In one of the most conservative states in the country, Republicans find themselves surprisingly vulnerable to Democratic victory. Moore has been accused by five women of sexual misconduct with them when they were teenagers, and stories continue to emerge about his time as a judge in Etowah county, where his “penchant for flirting with teen girls was ‘common knowledge.’” While he has called the allegations “false and untrue” and even threatened to sue news outlets that publish them, Senate Majority Leader Mitch McConnell, Speaker of the House Paul Ryan, and other prominent Republicans have said they believe the women and that Moore should “step aside.”

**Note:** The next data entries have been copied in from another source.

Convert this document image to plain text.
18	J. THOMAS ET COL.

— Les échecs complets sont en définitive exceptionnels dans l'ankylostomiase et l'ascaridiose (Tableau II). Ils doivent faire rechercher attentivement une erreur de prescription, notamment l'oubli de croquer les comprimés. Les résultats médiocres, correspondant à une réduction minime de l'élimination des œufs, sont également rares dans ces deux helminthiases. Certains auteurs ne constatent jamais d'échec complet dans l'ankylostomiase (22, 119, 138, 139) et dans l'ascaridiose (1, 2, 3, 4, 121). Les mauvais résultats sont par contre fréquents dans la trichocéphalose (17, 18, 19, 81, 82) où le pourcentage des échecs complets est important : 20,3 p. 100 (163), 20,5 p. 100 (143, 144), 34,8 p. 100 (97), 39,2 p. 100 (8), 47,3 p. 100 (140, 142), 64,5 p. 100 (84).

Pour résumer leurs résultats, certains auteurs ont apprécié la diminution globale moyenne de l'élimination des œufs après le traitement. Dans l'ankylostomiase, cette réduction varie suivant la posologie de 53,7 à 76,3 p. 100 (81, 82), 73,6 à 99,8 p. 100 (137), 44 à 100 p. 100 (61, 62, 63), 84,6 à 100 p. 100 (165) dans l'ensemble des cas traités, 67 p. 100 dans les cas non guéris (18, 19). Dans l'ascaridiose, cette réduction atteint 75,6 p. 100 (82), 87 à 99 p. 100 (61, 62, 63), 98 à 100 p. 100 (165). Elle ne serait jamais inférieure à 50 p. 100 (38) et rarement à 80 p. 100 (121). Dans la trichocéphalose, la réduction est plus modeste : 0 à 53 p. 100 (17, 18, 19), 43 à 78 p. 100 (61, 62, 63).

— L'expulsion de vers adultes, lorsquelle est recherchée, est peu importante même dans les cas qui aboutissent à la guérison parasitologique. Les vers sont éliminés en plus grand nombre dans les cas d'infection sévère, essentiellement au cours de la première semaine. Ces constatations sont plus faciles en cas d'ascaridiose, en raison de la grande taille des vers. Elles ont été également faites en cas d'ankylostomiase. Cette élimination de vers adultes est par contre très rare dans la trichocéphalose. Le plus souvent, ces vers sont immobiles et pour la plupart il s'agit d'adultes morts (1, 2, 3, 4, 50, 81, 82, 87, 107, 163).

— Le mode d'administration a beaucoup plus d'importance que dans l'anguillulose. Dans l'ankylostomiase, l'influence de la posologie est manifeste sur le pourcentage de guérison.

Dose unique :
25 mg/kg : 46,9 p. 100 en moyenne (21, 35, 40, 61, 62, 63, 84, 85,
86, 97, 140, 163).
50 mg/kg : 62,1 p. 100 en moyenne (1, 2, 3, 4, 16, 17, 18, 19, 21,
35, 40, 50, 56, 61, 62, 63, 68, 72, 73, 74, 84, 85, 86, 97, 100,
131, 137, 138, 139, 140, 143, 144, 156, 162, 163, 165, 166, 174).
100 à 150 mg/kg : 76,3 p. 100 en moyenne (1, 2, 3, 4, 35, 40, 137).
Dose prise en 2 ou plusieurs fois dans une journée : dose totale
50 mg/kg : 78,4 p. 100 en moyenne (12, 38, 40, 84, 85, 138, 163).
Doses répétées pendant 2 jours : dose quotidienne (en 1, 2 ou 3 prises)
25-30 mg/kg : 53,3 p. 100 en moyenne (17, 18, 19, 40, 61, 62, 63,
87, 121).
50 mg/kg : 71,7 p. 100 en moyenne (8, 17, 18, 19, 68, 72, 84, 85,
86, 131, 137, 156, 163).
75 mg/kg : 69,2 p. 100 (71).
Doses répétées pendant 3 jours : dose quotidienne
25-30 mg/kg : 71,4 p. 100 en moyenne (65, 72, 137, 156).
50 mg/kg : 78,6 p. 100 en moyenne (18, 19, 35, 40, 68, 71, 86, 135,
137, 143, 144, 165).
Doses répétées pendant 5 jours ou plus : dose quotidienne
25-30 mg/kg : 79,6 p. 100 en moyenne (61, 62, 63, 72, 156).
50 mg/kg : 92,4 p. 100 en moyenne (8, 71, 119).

The Republican National Committee joined the National Republican Senatorial Committee and pulled its funding from Roy Moore, distancing themselves from the controversial candidate. Sen. Jeff Flake (R-AZ) went one step further, throwing his support behind Moore’s opponent, Doug Jones, a move advocated the day before by our publication. Even Sean Hannity is having second thoughts about the former judge, calling Moore’s explanations “inconsistent” and demanding further clarification.
Republican leaders are reportedly weighing a range of options, but they are severely constrained by time. The two most likely, a write-in campaign or expulsion, are far from perfect, and have significant drawbacks.
The natural choice for write-in candidate would be Sen. Luther Strange, the current office holder and a McConnell ally. However, Strange is tainted by his close association with McConnell, and his political brand is damaged after a brutal primary with Moore back in September. McConnell is also considering Attorney General Jeff Sessions, the previous owner of the seat. Sessions still has immensely strong support from Alabama conservatives, but is a controversial figure in his own right.
Regardless of the candidate, Republicans are wary that a write-in campaign would split the vote. Moore has a solid base that will vote for him no matter what, and an outside candidate would have to build and run a statewide campaign in less than a month; a daunting task for even the best of political operatives. Anything less than perfect execution could hand the open seat to Doug Jones and the Democrats, narrowing an already slim majority in the Senate. In this situation, Session’s experience and name recognition could be a major boon.
Shifting Sessions out of the Executive Branch could help McConnell in other ways too. An empty position at the top of the Justice Department would be almost impossible for Trump to fill without the support from the Republican establishment, meaning that the next AG would need to be another McConnell ally to get confirmed.
This is not the only way to get Sessions, or a more traditional Republican, back into the Senate. Leaders on the right are so aghast at the prospect of Moore joining their ranks that they are discussing expelling him as soon as he arrives in DC, should he win. Expulsion is difficult – it hasn’t been done in more than a century – but possible. There are serious downsides to this move as well. It subverts the will of the people, and has the potential to escalate the already troublesome civil war within the GOP. However, this option offers the possibility of keeping Alabama red, since the governor can appoint a replacement senator in the event of Moore’s expulsion.
With less than a month left to solve their candidate issues, Republicans in Alabama are working overtime to avoid ending this calamitous campaign with the painful loss of a conservative stronghold.